Internalizing Team Collaboration, Knowledge Sharing
Enterprise social collaboration is nothing new, but due to personal and organizational inertia has primarily been internalized by small companies or individual departments: mass adoption across large organizations is much less common. In most large companies, email and file shares remain the primary tools for information distribution, indeed many employees treat their mailbox as a giant file archive cum todo list. Products like Asana, Glip and Slack have been around for years, applying the best of social communication paradigms (news feeds, comment threads, linked documents, app integrations) to an enterprise context. Likewise, mobile technology is old hat, but here too individuals, not enterprises have led the way in changing habits and adopting new tools. Although, a CDW survey IT decision makers found that about half of respondents have one or two custom apps, a Mobility poll of actual employees showed that more than 40% reported low satisfaction with corporate apps and 58% abandon them altogether.
This isn’t the place for yet another review of team collaboration software nor an encomium to the wonders of mobile tech. However, both enable fundamental changes to the way people get work done and there are some lessons from my hospital experience on how remodeling your work processes with new tools can yield significant, measurable improvements.
For example, by aggregating work communications, comment streams, calendars, documents and even relevant external apps into a single shared news feed, organizations can reduce email tag, inbox and file share clutter and scheduling headaches, with a unified view of project or workgroup information that allows new team members to quickly come up to speed. A 451 Research report on Glip puts it this way, “Glip pulls work conversations into a manageable whole, or rather, it focuses on the conversations that get work done, ideally replacing reliance on the inbox.”

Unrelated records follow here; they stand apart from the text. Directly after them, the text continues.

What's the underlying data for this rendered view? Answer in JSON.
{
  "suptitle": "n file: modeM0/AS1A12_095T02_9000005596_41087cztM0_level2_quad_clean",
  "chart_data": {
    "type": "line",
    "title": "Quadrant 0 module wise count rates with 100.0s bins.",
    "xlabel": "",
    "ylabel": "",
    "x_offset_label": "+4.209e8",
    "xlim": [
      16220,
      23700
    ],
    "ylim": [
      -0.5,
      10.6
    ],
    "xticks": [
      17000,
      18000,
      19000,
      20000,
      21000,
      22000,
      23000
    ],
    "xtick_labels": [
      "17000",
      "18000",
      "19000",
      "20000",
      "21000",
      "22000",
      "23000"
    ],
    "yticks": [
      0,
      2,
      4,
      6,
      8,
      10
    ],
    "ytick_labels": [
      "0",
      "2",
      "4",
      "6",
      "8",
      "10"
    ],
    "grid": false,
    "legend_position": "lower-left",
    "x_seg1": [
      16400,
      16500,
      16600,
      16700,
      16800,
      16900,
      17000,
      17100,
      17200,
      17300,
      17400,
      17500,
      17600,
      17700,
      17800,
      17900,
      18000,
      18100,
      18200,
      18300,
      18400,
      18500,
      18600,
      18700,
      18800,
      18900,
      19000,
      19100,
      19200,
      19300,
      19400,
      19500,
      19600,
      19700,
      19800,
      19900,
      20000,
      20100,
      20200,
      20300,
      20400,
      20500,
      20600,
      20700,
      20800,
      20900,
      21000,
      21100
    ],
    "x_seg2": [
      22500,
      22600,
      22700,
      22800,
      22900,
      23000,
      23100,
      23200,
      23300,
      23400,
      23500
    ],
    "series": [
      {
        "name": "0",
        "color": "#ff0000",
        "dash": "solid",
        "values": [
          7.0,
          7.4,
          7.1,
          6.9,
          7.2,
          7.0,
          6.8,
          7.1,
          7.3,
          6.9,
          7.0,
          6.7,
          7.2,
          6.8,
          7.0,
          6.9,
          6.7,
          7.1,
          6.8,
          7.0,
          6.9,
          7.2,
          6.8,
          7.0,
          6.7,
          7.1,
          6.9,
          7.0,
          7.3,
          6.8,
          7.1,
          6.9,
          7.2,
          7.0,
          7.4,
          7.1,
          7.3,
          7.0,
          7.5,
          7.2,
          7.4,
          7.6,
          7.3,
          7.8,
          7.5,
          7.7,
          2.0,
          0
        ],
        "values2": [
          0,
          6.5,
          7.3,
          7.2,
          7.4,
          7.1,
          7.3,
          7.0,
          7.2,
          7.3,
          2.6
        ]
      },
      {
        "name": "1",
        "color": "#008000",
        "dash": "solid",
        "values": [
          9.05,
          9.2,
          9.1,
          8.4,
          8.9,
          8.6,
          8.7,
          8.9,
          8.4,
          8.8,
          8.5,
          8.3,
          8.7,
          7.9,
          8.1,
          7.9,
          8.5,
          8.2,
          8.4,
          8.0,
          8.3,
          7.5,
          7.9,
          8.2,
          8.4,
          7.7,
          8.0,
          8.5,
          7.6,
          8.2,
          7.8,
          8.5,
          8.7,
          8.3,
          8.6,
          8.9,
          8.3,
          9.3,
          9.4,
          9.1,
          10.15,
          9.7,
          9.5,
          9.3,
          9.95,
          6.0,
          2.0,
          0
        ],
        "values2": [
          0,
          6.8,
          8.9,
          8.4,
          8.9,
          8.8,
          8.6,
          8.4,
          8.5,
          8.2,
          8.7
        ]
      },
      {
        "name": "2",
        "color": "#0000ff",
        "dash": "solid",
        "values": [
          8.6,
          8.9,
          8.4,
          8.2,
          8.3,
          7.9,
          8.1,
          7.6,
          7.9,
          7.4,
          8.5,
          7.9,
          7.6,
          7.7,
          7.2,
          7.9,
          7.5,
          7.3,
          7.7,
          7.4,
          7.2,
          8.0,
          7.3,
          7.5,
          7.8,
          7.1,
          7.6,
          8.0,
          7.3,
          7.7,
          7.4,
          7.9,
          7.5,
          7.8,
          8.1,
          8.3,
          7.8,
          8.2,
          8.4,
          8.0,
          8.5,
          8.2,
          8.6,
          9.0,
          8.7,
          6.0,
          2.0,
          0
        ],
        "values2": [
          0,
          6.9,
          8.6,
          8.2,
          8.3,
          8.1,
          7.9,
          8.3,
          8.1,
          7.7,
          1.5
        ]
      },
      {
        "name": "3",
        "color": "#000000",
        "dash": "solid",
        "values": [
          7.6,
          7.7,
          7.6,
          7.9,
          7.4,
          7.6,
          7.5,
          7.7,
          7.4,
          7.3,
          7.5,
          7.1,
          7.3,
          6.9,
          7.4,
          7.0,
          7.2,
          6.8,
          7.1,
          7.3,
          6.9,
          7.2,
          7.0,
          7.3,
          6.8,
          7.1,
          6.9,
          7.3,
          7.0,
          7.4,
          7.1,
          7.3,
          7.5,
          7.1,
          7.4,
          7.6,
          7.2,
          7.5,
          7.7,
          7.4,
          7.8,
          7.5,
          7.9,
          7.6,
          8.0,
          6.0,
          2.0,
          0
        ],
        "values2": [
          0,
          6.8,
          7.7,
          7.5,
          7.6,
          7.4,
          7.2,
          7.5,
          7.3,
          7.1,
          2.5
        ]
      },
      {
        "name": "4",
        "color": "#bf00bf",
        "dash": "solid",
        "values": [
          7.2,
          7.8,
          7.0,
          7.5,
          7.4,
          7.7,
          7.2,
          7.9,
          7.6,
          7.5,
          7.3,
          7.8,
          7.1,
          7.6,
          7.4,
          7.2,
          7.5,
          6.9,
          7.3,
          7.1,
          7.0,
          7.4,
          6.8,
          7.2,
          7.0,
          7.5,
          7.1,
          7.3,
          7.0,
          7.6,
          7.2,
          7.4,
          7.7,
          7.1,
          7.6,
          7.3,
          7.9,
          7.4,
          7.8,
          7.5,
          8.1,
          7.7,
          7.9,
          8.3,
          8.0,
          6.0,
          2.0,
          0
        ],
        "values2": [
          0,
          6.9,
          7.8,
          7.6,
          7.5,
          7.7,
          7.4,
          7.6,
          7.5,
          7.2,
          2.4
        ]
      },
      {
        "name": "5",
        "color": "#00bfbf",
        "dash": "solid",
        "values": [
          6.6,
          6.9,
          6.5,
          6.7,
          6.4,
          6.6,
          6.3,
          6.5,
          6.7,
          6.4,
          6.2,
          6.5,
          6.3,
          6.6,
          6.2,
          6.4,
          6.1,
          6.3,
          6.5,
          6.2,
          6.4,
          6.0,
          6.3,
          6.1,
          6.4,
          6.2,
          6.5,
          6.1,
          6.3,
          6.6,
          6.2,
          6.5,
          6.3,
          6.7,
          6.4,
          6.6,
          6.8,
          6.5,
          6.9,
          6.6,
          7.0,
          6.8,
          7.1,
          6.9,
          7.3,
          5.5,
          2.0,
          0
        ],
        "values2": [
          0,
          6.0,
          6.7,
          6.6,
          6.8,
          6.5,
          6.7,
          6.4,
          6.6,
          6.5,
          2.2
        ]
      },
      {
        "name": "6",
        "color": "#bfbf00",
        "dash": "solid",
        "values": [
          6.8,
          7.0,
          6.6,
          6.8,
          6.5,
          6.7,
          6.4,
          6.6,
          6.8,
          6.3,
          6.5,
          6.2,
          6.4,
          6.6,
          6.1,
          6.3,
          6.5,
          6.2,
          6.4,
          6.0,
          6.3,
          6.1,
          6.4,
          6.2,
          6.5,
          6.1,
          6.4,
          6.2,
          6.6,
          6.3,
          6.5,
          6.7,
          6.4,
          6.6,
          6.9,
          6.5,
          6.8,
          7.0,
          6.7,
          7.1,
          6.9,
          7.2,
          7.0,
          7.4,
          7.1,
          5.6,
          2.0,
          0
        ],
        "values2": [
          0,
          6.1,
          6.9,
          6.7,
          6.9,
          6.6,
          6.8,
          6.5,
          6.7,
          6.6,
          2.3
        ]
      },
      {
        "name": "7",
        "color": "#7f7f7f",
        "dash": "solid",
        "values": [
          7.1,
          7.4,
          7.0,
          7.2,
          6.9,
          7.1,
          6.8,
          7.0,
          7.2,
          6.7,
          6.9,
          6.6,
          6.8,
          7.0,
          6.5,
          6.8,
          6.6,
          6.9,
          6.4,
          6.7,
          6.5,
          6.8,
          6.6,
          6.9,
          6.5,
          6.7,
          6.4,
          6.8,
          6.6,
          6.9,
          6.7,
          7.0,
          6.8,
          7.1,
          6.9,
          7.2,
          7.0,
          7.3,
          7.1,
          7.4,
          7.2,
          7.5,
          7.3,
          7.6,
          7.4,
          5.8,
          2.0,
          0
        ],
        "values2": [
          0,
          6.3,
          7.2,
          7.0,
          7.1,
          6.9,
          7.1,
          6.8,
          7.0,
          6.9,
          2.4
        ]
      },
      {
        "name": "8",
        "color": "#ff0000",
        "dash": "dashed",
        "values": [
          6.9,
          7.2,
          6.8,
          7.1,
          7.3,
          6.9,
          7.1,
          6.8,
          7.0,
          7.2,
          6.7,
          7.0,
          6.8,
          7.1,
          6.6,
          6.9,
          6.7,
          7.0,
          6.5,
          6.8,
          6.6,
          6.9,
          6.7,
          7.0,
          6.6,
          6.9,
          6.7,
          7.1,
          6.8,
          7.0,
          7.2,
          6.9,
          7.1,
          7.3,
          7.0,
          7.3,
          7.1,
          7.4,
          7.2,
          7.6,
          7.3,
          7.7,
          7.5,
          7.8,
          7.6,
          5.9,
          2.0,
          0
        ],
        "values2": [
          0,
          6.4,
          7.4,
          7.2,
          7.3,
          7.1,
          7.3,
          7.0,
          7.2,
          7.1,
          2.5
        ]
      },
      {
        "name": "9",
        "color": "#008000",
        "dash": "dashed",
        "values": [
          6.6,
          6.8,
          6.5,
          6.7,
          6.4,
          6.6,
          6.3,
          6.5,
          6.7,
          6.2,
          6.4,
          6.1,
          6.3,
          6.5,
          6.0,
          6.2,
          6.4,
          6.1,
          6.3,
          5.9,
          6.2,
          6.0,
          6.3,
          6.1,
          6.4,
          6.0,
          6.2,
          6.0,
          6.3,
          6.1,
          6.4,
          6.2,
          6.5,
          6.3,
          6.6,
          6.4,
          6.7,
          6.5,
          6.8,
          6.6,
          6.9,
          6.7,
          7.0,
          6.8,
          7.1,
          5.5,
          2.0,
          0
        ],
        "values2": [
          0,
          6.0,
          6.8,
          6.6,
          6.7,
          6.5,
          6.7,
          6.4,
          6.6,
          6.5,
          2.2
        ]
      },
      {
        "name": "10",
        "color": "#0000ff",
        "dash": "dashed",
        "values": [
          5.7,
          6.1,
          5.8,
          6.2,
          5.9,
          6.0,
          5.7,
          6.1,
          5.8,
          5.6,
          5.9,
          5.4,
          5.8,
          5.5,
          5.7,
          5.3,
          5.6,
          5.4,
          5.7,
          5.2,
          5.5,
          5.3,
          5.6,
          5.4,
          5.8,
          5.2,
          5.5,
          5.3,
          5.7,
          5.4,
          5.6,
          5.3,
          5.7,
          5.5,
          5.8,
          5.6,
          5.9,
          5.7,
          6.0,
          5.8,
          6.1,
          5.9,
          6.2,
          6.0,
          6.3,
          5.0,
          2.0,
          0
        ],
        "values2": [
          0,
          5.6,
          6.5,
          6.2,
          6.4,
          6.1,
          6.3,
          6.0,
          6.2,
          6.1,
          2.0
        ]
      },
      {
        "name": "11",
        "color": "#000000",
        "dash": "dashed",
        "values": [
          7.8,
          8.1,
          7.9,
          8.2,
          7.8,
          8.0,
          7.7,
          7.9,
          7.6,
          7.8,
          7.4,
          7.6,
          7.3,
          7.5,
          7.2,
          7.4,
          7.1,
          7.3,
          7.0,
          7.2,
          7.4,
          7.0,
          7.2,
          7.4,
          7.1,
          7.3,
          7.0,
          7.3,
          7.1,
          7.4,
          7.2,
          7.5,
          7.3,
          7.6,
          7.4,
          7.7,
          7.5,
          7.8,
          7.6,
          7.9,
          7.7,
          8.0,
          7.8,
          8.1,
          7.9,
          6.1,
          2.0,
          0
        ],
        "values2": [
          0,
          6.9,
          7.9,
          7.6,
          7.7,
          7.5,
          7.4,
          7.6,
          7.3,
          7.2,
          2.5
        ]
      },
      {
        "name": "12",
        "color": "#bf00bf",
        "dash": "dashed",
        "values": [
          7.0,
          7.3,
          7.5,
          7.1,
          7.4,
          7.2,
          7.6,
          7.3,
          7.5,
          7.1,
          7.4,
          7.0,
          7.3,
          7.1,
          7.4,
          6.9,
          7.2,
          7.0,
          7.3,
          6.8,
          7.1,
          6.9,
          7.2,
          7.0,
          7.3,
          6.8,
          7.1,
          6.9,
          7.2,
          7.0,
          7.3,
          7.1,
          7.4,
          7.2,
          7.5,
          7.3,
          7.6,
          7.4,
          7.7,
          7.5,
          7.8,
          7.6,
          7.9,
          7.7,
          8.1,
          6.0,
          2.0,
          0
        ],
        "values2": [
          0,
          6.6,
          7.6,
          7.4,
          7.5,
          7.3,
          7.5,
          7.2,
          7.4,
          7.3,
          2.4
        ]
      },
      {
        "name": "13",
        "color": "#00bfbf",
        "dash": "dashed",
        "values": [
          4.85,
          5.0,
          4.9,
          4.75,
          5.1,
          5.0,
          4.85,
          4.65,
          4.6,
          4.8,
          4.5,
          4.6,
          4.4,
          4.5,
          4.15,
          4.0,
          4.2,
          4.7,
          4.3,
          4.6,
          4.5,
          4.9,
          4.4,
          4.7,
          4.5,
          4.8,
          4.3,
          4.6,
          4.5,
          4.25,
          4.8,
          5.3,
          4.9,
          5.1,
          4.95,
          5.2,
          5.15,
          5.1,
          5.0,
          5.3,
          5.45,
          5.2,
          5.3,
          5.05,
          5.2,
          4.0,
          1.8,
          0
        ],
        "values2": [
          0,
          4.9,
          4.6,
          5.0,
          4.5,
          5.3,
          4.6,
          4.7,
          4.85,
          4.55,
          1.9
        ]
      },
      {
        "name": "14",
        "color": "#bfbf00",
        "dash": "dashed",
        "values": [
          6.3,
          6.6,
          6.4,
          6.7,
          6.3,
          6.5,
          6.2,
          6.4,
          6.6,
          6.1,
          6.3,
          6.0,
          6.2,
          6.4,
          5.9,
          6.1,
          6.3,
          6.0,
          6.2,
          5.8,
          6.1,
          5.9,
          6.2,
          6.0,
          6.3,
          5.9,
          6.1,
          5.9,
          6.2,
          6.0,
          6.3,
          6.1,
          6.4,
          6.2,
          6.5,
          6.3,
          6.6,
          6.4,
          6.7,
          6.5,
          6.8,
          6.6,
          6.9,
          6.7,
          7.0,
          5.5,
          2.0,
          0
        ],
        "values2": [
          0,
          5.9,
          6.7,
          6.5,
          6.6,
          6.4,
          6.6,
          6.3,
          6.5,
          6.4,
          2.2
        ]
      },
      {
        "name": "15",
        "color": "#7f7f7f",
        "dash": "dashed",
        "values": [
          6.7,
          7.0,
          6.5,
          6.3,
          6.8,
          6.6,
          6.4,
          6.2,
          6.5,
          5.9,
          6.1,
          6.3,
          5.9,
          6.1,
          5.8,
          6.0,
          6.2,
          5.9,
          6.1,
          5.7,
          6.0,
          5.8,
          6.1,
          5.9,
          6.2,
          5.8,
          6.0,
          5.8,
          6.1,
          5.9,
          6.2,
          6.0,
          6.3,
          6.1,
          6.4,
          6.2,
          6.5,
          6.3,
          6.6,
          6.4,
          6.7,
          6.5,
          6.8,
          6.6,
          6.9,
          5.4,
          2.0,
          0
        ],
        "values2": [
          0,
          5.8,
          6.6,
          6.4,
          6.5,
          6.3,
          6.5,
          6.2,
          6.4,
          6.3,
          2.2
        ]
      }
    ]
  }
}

As my hospital experience illustrates, social collaboration also facilitates knowledge discovery and sharing within an organization. In my case, it was someone in my network volunteering to help, in the business context it can easily expose knowledge, expertise and information needs to a broad audience, most of whom you may not actually know. Whether it’s a project working with a new vendor, developing some code or writing content, when internalized into an organization’s work culture, social collaboration can identify others that have solved the same or similar problems before and prevent reinventing the wheel. Indeed, as I found out, you often have no idea where help can come from.
The nexus of SoMoClo technologies continues to dramatically change people’s behavior, in both personal and consumer contexts, and disrupt established companies and business models. Yet the application of both mobile and social technology in the business has been driven by employees, not IT or executives (see consumerization, BYOD) and has been slow to transform business processes and cultural mores. Doing so requires leadership from the top and incentives to employees to embrace better alternatives to old habits, but companies that systemically move on from PCs, email and Office docs will be at a competitive advantage through higher efficiency, agility and flexibility.